4月21日(月)19:00~21:00、第29回定例研究会が開催されました。
2025年度初の今回の定例研究会では、「2024年度PBEE評価セミナーFollow Up編(評価計画の作成と実施編)修了者【特選】報告会」ということで、昨年度の伊藤誠吾さま(秋田県・指定相談支援事業所南秋 つくし苑)と工藤昭子さま(日本社会事業大学大学院)にご報告いただきました。
伊藤さまには「強度行動障害のある人や家族、支援者が協働しエンパワメントされる包括型チーム支援モデルの開発 ~単一事例デザインによる実践の効果検証と支援モデル改善の試み~」というタイトルでご報告いただきました。伊藤さまによると、強度行動障害のある方の中でサービスに繋がっていない、またはニーズが満たされていない方の数は少ないものの、本人への虐待の多さや家族や支援者の疲弊、支援者による援助拒否と課題が多いという現状があるそうです。この社会課題を解決するためには、本人と家族、支援者をサポートする包括的なプログラムが必要であり、伊藤さまは評価セミナーでプログラムモデルの開発に取り組まれました。今回は、ロジックモデル、サービス利用計画、組織計画、効果的援助要素など分かりやすくご提示いただきました。
工藤さまには「妊娠・出産・子育て期の滞日外国人ムスリム女性の支援方法の検討」というタイトルで、現在取り組んでいらっしゃるご研究について、評価と関連付けてご報告いただきました。工藤さまによると、滞日外国人人数が増加しており、外国人女性の国内出産も増加しているそうです。その中でもムスリムの方は宗教的背景から生活課題がより深刻であり、妊娠・出産・子育て期の支援にイスラーム文化理解が必要であるとのことです。これまで実施してこられた量的調査、質的調査の分析結果を詳しくご報告いただき、ニーズ評価の結果とロジックモデルをご提示いただきました。

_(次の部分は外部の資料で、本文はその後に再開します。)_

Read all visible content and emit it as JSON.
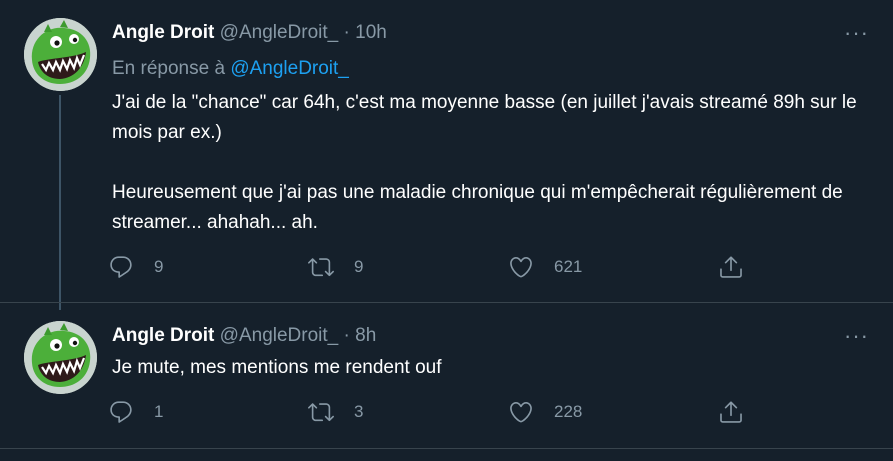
{
  "tweets": [
    {
      "name": "Angle Droit",
      "handle": "@AngleDroit_",
      "separator": "·",
      "time": "10h",
      "reply_prefix": "En réponse à",
      "reply_mention": "@AngleDroit_",
      "paragraphs": [
        "J'ai de la \"chance\" car 64h, c'est ma moyenne basse (en juillet j'avais streamé 89h sur le mois par ex.)",
        "Heureusement que j'ai pas une maladie chronique qui m'empêcherait régulièrement de streamer... ahahah... ah."
      ],
      "replies": "9",
      "retweets": "9",
      "likes": "621",
      "more": "···"
    },
    {
      "name": "Angle Droit",
      "handle": "@AngleDroit_",
      "separator": "·",
      "time": "8h",
      "paragraphs": [
        "Je mute, mes mentions me rendent ouf"
      ],
      "replies": "1",
      "retweets": "3",
      "likes": "228",
      "more": "···"
    }
  ],
  "colors": {
    "background": "#15202b",
    "muted": "#8899a6",
    "accent": "#1da1f2",
    "border": "#38444d"
  },
  "icons": [
    "reply-icon",
    "retweet-icon",
    "like-icon",
    "share-icon",
    "more-icon"
  ]
}
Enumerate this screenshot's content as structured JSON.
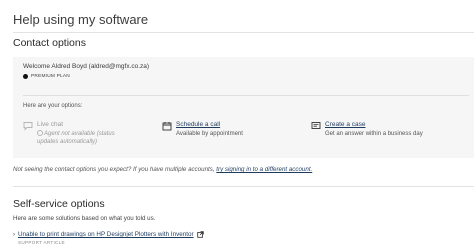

指定発言として当法人の理事で評価セミナーの担当の贄川信幸氏(日本社会事業大学)から、伊藤さまと工藤さまのご報告に対し、評価できる点と議論・課題と思う点についてのフィードバックがありました。また、今回も多くの方にご参加いただき、単一事例を用いた評価の仕方に関する議論や、ロジックモデルの具体的な内容に関する議論、調査分析の内容に関する質疑などが行われました。実際に評価に取り組まれてのご感想も具体的に教えていただきました。
評価セミナーで取り組まれた貴重な評価結果をご報告いただきました伊藤さま、工藤さま、指定発言者の贄川さま、そしてご参加いただき様々なご意見・ご質問をいただきました皆さま、誠にありがとうございました。新年度もよろしくお願いいたします。